The Multifamily Production Index (MPI), which measures builder and developer sentiment about current conditions in the apartment and condominium market on a scale of 0 to 100, “inched down two points to an index level of 52, the fifth straight quarter with a reading over 50,” the National Association of Home Builders (NAHB) reported on Thursday. “The index and all of its components are scaled so that any number over 50 indicates that more respondents report conditions are improving than report conditions are getting worse. In the first quarter of 2013, the MPI component tracking builder and developer perceptions of market-rate rental properties dropped four points to 61, but has been above 60 for seven consecutive quarters--the longest sustained period of strength since the inception of the index in 2003. For-sale units dipped four points to 42, while low-rent units rose two points to 55. ‘The apartment sector overall has largely recovered since the downturn, so we have now reached a level of development that is close to equilibrium and can continue at this pace,’ said W. Dean Henry, CEO of Legacy Partners Residential in Foster City, Calif., and chairman of NAHB's Multifamily Leadership Board. ‘With that said, there are still certain markets around the country that have room to grow.’ The Multifamily Vacancy Index (MVI), which measures the multifamily housing industry's perception of vacancies, rose seven points to 38. With the MVI, lower numbers indicate fewer vacancies. After peaking at 70 in the second quarter of 2009, the MVI improved consistently through 2010 and has been at a fairly moderate level throughout 2011 and 2012. Historically, the MPI and MVI have performed well as leading indicators of U.S. Census figures for multifamily starts and vacancy rates, providing information on likely movement in the Census figures one to three quarters in advance.” Chief Economist David Crowe said, “There are still issues facing builders and developers that could have an impact on future production, such as a shortage of labor with basic construction skills and rising prices for some building materials.”

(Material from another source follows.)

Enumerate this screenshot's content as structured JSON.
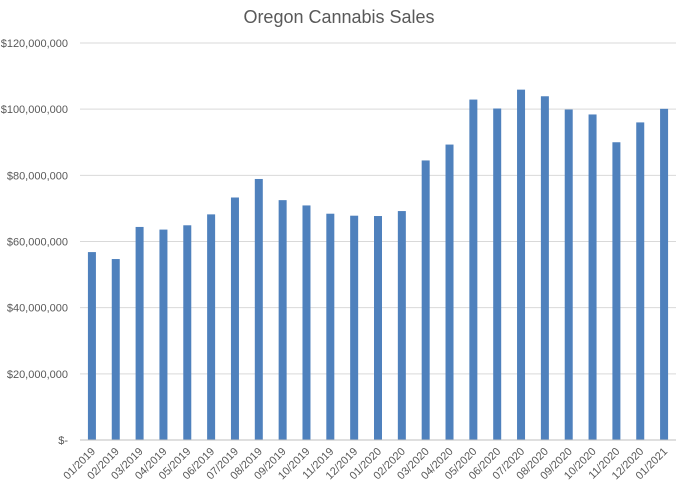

“Eight of the 15 fastest-growing large U.S. cities and towns for the year ending July 1, 2012 were in Texas,” as were five of the 10 cities and towns that added the most people, the Census Bureau reported on May 23. “The fastest-growing municipalities are spread across Texas, from the High Plains of west Texas to the Houston suburbs. San Marcos, along the Interstate 35 corridor between Austin and San Antonio, had the highest rate of growth [4.9%] among all U.S. cities and towns with at least 50,000 people. Completing the top five nationwide were Midland and Cedar Park, both in Texas; South Jordan, Utah; and Clarksville, Tenn. …The Texas cities that added the most people included Houston, San Antonio, Austin, Dallas and Fort Worth. New York [added 67,058 people and] topped the list and was the only city among the top 15 outside the South or West. Three cities were in California: Los Angeles, San Diego and San Jose.” Where population growth occurs is an important driver of demand for various types of construction. “These new numbers raise the prospect that large cities may be in store for something of a demographic comeback,” Brookings Institution demographer William Frey wrote on Tuesday. “From 2010 to 2012, ...cities with over one-half million population grew considerably more rapidly [1.1% per year] than they did, on average, over the previous 10 years [0.5%]. Among the 51 metropolitan areas with more than one million residents, 24 saw their cities grow faster than their suburbs from 2011 to 2012. …That was true of just eight metro areas from 2000 to 2010.”